Since 1974, Nebraska has lost almost 17,000 ranches, 287,000 cows and a substantial number of residents in many rural communities.
Today, 40% of Nebraskan communities maintain a population of 300 or less. One of the major reasons for the population loss is the inability of rural communities to attract young people back to agricultural enterprises, says Weldon Sleight, dean of the UNL Nebraska College of Technical Agriculture in Curtis.
That is about to change through the Nebraska College of Technical Agriculture's new 100-Beef Cow Ownership Program, which you can read about in your December Nebraska Farmer. That edition of Nebraska Farmer also is available online at www.NebraskaFarmer.com.
The program, a partnership between the USDA Farm Service Agency, the Nebraska Department of Agriculture, the Nebraska Cattlemen and the Nebraska Farm Bureau, is designed to return NCTA graduates to ranches and rural communities with 100 cows.
On Tuesday, Jan. 15, 2008, a meeting of interested ranchers will be held on the NCTA campus in Curtis to discuss the program in more detail. Sleight strongly encourages ranchers who want to ensure that the future is bright for Nebraska ranching to attend. This event is also open to Nebraska bankers, FSA directors, county extension educators, high school agriculture teachers, community leaders and others concerned about the future of Nebraska's rural communities.
In addition, young farmers and ranchers who don't currently own a ranching enterprise are also invited because NCTA is now developing an outreach program that will allow young farmers and ranchers unable to attend NCTA to receive the education needed to participate in the program.
The meeting will begin at 3:30 p.m. in the NCTA Veterinary Teaching Hospital Amphitheater.
"For years, we have held seminars to teach farmers and ranchers the mechanics of transferring agricultural enterprises from one generation to the next with only marginal success," Sleight says. "We have now designed a program that will return our graduates to ranches with a sizable enough asset to ensure they can be partners rather than hired hands. This will create a career path enabling these young ranchers to one day become owners of sustainable cattle operations."
Currently, there are twice as many farmers over the age of 65 than there are under the age of 35, and during the next 20 years, 70% of all agricultural land in the U.S. will change hands, according to Sleight.
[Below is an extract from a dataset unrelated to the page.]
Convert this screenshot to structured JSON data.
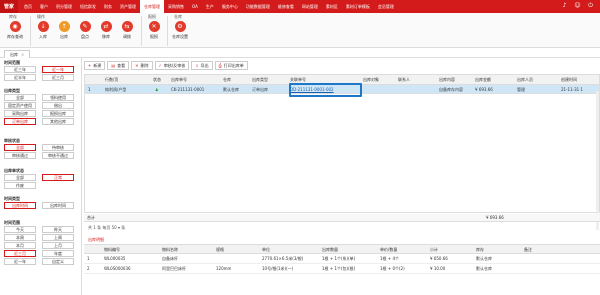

The greatest problem and opportunity lays in the agriculture industry's ability to develop enough young people to take over the Nebraska ranching operations during the next 20 years.
"If we fail, rural communities will continue to lose residents as absentee owners buy up ranches throughout Nebraska," Sleight adds.
The NCTA curriculum has been changed to help students better understand entrepreneurial principles and their application in beef production management.
"This type of education, coupled with beef cattle research being conducted at the UNL Gudmundsen Sandhills Laboratory, will give NCTA graduates the cutting edge information needed to be successful in beef cattle production," Sleight explains.
The 100-Cow program also covers the financial aspects of herd ownership. FSA will provide NCTA students will low-interest loans to purchase the cows. "This financial support is absolutely necessary to make the program viable," says Sleight.
The Nebraska Department of Agriculture Beginning Farmer program, the Nebraska Cattlemen and the Farm Bureau have pledged their support, so the final step in the process is to identify ranchers who will make a place for the NCTA graduates and their 100 cows. These cows can be new cows or cows purchased from ranchers wanting to give young people an opportunity to enter a ranching career.